5. Conclusion and Recommendation

The present study showed high prevalence of intestinal helminthes among pregnant women in the study area. The prevalent species of intestinal helminthes identified in this study were A. lumbricoides and Hookworm species.

Infections with at least one intestinal helminth species among pregnant women were associated with the use of an unprotected water source, living around or near lakes or any other water bodies and also those with habit of walking bare foot were more likely to have intestinal helminths. The other predictors of helminths infection in pregnant women identified from multivariate analysis were family size, monthly income, and type of house remained significant factors.

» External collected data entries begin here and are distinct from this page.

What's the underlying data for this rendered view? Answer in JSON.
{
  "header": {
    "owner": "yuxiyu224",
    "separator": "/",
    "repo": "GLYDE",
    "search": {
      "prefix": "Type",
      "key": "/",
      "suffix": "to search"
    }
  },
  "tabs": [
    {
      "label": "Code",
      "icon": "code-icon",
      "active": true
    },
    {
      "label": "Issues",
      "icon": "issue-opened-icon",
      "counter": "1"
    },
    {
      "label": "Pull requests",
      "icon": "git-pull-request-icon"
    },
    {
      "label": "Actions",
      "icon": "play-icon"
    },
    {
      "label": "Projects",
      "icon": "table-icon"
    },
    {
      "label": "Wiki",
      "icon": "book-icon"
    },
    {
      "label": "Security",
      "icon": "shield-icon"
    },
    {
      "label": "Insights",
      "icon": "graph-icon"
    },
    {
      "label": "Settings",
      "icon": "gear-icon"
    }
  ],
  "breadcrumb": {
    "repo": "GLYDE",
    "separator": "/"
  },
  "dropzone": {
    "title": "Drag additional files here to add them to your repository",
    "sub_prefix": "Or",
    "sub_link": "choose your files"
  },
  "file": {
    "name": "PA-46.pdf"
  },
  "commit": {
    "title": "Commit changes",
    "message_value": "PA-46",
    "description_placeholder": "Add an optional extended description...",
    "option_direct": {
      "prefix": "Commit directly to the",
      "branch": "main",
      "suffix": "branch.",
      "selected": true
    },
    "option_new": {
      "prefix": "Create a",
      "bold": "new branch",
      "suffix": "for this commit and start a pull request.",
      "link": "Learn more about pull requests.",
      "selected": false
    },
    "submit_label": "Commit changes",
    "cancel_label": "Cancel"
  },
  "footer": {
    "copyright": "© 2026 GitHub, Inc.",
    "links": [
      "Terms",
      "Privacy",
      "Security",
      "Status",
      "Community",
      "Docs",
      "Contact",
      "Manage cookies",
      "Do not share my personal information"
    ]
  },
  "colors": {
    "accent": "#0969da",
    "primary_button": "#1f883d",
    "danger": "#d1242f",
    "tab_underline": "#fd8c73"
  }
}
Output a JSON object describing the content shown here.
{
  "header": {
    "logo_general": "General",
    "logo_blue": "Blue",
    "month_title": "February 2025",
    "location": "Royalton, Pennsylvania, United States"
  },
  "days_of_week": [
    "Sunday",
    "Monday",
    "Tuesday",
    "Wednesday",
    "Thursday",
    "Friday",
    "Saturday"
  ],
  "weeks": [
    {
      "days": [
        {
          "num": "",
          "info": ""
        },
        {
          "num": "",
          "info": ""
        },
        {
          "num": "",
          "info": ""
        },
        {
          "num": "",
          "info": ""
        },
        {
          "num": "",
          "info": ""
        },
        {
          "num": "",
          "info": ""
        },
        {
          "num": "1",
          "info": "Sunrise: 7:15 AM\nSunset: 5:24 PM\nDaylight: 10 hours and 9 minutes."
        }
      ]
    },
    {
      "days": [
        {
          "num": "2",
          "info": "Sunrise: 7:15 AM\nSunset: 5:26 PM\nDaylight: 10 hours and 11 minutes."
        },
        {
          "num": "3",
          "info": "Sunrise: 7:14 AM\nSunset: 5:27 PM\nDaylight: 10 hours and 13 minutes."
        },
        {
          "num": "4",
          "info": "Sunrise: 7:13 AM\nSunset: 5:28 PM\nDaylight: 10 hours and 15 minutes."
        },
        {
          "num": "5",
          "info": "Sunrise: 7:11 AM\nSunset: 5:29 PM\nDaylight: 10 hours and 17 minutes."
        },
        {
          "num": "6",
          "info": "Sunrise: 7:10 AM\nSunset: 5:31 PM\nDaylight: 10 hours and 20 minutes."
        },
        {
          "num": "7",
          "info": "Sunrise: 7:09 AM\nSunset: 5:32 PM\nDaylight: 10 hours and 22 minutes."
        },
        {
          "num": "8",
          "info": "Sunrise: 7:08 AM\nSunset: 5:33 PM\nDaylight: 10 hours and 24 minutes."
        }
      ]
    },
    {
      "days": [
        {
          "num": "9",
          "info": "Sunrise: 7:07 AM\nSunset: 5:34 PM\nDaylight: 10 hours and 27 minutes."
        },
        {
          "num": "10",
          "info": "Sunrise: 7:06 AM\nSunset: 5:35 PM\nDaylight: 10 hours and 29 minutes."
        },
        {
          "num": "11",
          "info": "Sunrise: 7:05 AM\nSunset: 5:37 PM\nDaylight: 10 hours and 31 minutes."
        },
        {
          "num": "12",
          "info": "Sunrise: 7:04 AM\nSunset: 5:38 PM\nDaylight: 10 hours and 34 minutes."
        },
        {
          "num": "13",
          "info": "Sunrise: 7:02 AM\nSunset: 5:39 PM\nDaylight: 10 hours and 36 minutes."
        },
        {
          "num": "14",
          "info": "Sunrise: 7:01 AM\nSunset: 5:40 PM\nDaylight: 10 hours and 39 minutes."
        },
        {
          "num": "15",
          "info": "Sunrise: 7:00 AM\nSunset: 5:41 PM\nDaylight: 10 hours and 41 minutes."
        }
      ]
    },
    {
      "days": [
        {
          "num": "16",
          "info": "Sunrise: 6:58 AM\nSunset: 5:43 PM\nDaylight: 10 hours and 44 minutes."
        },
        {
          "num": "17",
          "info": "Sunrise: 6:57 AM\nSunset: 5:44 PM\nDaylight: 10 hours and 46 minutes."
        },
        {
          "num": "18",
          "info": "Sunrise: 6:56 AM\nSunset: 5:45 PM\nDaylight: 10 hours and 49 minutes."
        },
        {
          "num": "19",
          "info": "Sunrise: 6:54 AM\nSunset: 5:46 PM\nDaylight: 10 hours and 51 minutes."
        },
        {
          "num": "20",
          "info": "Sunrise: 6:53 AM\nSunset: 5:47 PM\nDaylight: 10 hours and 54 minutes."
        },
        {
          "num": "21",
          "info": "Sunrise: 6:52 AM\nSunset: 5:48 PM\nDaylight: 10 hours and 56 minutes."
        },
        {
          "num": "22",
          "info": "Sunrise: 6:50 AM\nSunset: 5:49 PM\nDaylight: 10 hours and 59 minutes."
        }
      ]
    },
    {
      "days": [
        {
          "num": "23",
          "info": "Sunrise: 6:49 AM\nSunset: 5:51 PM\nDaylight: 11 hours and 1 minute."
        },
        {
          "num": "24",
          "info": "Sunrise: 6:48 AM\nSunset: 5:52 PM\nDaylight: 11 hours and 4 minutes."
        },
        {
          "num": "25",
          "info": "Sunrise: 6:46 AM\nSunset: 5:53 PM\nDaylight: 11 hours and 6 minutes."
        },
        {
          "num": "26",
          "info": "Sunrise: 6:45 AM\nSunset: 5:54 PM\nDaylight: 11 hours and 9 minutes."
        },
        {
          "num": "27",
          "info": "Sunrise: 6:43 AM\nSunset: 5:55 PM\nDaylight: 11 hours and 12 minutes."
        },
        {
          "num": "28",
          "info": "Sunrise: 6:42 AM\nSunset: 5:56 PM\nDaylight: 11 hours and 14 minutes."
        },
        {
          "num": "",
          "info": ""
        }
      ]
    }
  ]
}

Even though guidelines set the importance of stool examination during antenatal follow-up, the practice is still poor and should be routinely performed during antenatal care follow-up. Public health measures should continue to emphasize the importance of environmental and personal hygiene as well as provide and monitor the quality of drinking water aiming to obtain a better quality of life. Deworming strategies may play imperative role in reducing helminth infection among pregnant women. Health education about prevention of contamination, particularly among rural residents, is vital. Moreover large scale longitudinal study is needed to determine the effect of helminthiases in pregnant with estimate of worm burden (intensity of infection).

Acknowledgements

The authors acknowledged Hossana College of Health Sciences for supporting this research through provision of laboratory materials and equipment’s and duplication of the questionnaire.

Authors’ Contributions

Wassie Gebi Beshir, Dawit Jember Tesfaye, Tariku Dejene and Tsegaye Teweldeparticipated from the conception to the end of this paper.

NOTES

*Corresponding author.

Conflicts of Interest

The authors declared that there are no competing interests.